Comment vous décririez-vous en trois mots ?

Je dirais 'atypique', car je pense et agis toujours différemment des autres. 'Déterminée', parce qu’une fois un objectif fixé, il n’est plus question de revenir en arrière. Et enfin, 'méticuleuse', car j’essaie d’analyser les situations sous tous les angles, cherchant à comprendre l’ensemble, pas juste une partie.
 

Le livre No More Plastic repose sur sept ans de recherches. Qu’est-ce qui vous a poussée à l’écrire ?

Tout a commencé avec mon fils, né asthmatique. Sa condition s’aggravait, et nous avons passé plusieurs nuits aux urgences. Un jour, un médecin m’a dit : "Tout cela est normal, c'est dû à la pollution”. Cette phrase a été un choc brutal. La pollution plastique m’a alors interpellée. 

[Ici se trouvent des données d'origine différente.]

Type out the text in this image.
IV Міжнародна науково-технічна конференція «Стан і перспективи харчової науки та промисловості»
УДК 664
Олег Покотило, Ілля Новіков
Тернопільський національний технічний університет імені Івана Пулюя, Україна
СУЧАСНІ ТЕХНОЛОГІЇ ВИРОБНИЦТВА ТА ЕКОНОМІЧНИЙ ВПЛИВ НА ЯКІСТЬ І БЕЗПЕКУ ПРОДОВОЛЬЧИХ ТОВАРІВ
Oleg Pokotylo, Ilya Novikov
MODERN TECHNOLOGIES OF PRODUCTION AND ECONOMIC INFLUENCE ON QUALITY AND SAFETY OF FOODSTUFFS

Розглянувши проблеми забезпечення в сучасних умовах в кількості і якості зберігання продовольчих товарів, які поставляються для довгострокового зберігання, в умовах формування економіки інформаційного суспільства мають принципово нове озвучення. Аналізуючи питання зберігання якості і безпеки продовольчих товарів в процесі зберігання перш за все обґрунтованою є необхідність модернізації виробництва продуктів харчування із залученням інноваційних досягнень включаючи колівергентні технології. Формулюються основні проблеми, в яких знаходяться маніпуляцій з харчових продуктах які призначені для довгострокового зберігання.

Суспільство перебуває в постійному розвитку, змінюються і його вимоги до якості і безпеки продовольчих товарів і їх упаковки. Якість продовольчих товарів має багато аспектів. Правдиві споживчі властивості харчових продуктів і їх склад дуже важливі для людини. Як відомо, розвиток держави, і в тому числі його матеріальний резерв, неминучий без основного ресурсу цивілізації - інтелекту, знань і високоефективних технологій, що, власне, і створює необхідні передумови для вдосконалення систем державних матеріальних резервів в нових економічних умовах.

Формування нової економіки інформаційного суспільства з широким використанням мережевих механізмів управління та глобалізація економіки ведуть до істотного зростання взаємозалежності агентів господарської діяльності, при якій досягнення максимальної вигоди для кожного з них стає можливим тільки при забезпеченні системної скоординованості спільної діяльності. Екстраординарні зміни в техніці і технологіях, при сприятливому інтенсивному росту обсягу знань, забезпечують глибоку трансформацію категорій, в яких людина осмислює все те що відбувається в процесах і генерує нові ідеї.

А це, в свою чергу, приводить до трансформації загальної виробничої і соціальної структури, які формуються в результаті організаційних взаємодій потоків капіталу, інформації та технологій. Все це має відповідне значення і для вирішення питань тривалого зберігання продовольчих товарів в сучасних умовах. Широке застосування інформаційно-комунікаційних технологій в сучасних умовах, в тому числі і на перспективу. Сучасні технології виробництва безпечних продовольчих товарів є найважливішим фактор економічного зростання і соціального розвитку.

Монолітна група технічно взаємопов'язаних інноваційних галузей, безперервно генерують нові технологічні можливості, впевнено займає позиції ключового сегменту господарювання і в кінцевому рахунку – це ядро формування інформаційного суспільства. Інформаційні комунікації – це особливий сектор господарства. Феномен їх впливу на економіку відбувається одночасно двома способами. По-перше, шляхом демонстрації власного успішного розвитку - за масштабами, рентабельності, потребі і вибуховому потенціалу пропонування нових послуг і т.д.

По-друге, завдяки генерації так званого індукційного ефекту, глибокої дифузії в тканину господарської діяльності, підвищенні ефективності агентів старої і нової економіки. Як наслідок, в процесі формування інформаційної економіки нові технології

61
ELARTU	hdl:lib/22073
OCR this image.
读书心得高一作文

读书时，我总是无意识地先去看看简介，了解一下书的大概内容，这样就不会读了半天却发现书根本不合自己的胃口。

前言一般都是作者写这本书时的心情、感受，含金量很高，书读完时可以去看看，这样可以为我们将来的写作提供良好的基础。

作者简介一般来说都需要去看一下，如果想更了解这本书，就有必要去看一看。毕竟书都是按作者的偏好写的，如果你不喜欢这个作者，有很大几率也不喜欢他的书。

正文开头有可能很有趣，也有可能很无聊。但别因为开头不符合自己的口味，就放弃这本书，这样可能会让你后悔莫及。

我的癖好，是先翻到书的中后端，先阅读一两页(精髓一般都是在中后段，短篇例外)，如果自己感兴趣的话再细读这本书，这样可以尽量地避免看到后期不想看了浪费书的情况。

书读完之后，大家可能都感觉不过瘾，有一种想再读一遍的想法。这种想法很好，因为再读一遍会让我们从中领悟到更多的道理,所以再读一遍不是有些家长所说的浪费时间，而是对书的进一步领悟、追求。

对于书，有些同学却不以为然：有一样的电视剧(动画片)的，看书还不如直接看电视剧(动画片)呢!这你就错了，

En enquêtant, j’ai découvert une réalité effrayante : tous les enfants naissent pré-pollués, et nous vivons dans un monde saturé de microparticules de plastique. La santé publique, le climat, l’économie, tout est touché. La pollution plastique n’est pas un simple problème environnemental, mais un problème systémique et de santé publique.

 

Night of Ideas, Rosalie Mann

 

Quel est l'impact sanitaire de cette pollution invisible ?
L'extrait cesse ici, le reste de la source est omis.